In the parallel program, vox is dimensioned as a rank 3 array, vox(nx, ny, d1 − 1: d2 + 1). With this arrangement, it is trivial to find the indices of 27 nearest neighbors for a given voxel, vox(i, j, k). The three nearest neighbors (including the voxel itself) in the z-direction have indices of (i, j, k − 1), (i, j, k) and (i, j, k + 1). Therefore the set of 27 nearest neighbors for this element is generated by adding ± 1 or 0 to any or all of the indices of the (i, j, k) triplet. The lowest neighbor has indices of (i − 1, j − 1, k − 1) and the highest has (i + 1, j +1, k + 1). These values can be calculated on the fly or generated by using an adequately defined set of triply nested do-loops.

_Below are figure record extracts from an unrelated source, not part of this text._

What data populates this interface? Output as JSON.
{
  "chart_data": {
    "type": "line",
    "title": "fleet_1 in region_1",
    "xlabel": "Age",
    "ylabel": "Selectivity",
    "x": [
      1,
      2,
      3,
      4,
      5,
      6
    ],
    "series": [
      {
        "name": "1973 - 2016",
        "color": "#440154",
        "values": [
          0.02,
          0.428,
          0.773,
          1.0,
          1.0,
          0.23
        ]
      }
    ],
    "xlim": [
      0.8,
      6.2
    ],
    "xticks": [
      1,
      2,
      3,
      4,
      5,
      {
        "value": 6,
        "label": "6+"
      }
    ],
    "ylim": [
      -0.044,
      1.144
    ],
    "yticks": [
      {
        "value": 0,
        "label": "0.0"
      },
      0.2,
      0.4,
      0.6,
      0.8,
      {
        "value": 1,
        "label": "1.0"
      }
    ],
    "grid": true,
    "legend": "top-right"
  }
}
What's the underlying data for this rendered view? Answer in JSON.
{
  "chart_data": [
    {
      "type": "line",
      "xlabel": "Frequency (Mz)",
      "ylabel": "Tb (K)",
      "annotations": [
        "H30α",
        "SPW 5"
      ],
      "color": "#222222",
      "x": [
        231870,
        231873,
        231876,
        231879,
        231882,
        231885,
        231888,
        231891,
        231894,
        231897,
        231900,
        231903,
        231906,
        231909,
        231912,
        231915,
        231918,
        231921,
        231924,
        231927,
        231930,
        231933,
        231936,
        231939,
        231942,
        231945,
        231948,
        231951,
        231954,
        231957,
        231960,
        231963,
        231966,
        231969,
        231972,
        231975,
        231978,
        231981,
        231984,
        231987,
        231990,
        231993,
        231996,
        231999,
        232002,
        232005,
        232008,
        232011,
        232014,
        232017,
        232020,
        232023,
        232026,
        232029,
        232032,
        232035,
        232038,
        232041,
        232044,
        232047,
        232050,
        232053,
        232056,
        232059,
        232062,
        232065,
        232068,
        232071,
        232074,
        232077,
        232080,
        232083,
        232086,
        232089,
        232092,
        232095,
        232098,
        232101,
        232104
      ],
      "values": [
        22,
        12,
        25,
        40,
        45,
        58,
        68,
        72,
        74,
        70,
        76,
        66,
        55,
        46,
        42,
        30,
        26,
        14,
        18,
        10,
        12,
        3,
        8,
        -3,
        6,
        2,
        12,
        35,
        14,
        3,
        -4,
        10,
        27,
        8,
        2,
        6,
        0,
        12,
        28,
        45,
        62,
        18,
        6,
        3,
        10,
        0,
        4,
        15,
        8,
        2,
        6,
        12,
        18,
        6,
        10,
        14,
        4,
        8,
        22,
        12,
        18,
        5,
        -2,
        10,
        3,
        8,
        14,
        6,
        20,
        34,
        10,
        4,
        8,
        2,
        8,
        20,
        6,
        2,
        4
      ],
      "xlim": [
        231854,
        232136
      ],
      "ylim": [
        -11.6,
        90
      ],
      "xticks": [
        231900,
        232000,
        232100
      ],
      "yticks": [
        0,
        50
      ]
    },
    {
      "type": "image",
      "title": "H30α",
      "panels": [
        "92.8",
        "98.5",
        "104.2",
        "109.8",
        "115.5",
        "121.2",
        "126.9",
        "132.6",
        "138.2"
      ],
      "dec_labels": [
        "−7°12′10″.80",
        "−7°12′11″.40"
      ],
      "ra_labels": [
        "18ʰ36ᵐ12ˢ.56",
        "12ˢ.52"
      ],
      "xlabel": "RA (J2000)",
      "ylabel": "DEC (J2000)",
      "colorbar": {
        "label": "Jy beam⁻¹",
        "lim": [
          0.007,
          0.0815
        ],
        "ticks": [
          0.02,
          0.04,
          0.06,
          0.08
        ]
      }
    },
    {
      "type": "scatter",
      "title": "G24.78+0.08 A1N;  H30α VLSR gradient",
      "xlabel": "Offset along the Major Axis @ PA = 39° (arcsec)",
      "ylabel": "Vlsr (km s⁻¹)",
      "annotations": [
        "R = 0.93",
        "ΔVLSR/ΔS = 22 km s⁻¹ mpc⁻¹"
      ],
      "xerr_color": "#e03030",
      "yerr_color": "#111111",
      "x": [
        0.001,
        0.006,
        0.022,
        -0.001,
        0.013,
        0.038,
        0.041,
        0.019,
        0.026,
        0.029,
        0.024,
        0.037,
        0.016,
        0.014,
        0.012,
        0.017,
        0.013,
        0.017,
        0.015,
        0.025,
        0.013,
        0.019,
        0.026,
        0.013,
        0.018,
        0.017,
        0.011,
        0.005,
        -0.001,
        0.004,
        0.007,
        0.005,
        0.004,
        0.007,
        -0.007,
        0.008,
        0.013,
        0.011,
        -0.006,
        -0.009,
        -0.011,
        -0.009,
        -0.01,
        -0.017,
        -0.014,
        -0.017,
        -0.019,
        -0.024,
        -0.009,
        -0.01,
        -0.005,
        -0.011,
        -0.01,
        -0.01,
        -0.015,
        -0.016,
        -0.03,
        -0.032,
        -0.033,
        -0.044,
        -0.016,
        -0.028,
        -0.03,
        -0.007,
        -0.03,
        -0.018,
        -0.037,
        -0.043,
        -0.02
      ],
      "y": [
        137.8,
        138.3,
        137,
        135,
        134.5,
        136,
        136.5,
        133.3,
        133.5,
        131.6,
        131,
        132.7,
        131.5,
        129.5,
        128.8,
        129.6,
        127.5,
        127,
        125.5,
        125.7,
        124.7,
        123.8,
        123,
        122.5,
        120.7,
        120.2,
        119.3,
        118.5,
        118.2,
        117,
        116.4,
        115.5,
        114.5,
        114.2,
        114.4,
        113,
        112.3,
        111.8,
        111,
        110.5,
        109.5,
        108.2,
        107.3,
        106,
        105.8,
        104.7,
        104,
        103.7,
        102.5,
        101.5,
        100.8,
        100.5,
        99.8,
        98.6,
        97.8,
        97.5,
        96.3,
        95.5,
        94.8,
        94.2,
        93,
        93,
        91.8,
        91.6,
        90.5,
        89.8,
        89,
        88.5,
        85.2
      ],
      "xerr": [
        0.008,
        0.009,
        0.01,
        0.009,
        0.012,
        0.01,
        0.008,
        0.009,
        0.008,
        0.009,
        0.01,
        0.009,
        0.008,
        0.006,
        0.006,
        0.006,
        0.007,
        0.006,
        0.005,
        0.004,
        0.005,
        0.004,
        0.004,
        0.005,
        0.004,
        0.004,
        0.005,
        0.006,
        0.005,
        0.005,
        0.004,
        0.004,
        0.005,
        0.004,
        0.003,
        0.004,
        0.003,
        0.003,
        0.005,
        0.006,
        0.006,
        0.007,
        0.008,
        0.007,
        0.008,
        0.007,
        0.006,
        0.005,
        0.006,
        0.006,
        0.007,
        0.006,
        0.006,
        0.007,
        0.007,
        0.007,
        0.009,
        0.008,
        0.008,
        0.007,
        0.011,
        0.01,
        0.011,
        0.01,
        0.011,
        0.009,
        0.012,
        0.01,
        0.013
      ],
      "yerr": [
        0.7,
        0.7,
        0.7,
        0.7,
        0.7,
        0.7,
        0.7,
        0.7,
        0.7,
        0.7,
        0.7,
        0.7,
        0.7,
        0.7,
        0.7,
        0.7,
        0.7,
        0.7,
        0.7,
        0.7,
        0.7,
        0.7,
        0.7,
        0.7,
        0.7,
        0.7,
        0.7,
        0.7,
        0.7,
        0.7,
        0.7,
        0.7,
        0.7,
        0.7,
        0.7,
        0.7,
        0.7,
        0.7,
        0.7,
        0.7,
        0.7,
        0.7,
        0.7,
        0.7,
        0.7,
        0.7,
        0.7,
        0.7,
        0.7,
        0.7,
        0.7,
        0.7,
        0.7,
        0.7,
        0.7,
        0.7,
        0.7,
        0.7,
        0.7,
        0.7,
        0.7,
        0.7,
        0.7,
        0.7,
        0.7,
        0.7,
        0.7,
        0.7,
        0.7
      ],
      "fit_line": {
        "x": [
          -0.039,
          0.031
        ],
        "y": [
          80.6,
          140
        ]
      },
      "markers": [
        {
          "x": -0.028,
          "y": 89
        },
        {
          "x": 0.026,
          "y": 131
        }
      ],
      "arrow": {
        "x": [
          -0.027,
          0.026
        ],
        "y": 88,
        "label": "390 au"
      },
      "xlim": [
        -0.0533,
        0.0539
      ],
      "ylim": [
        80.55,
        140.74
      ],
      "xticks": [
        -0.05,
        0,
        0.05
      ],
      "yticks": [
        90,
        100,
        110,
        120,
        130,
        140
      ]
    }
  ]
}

Special allowances have to be made when the current voxel is on the outside edges of the data cube (i.e. i = 1 or nx or j = 1 or ny). At these extremes, the value of i or j is interrogated and the values of i − 1, i + 1 are compared to 0 and nx. For example, if i − i (or j − 1) equals 0, a modification takes place and the (i − 1)th (or (j − 1)th) neighbor is replaced by the voxel with i = nx (or j = ny). A similar modification takes place when the voxel having i = nx (j = ny). In this instance, the voxel with i = 1 (or j = 1) is used. This procedure is justified due to the periodic nature of the data.Therefore, by switching over to a parallel implementation and this new indexing scheme, one has a dramatic improvement in memory savings since the additional storage of particle positions is no longer needed. This memory is now free to be put to better use. Some small arrays (dk, cmod, sigma, etc...) that appear throughout the calculations have dimensions that are determined by the number of phases nphase one has in the original dataset; this number is known a-priori, like nx, ny and nz. Arrays which need this value are defined as allocatable as well. This increases the flexibility of the program and contributes to a saving of memory by implementing dynamic allocation of additional arrays. In the serial version of ELAS3D, dk is dimensioned to dk(100; 8; 3; 8; 3); the first index represents the phase number. Therefore, the new code allocates dk as dk(nphase, 8, 3, 8, 3).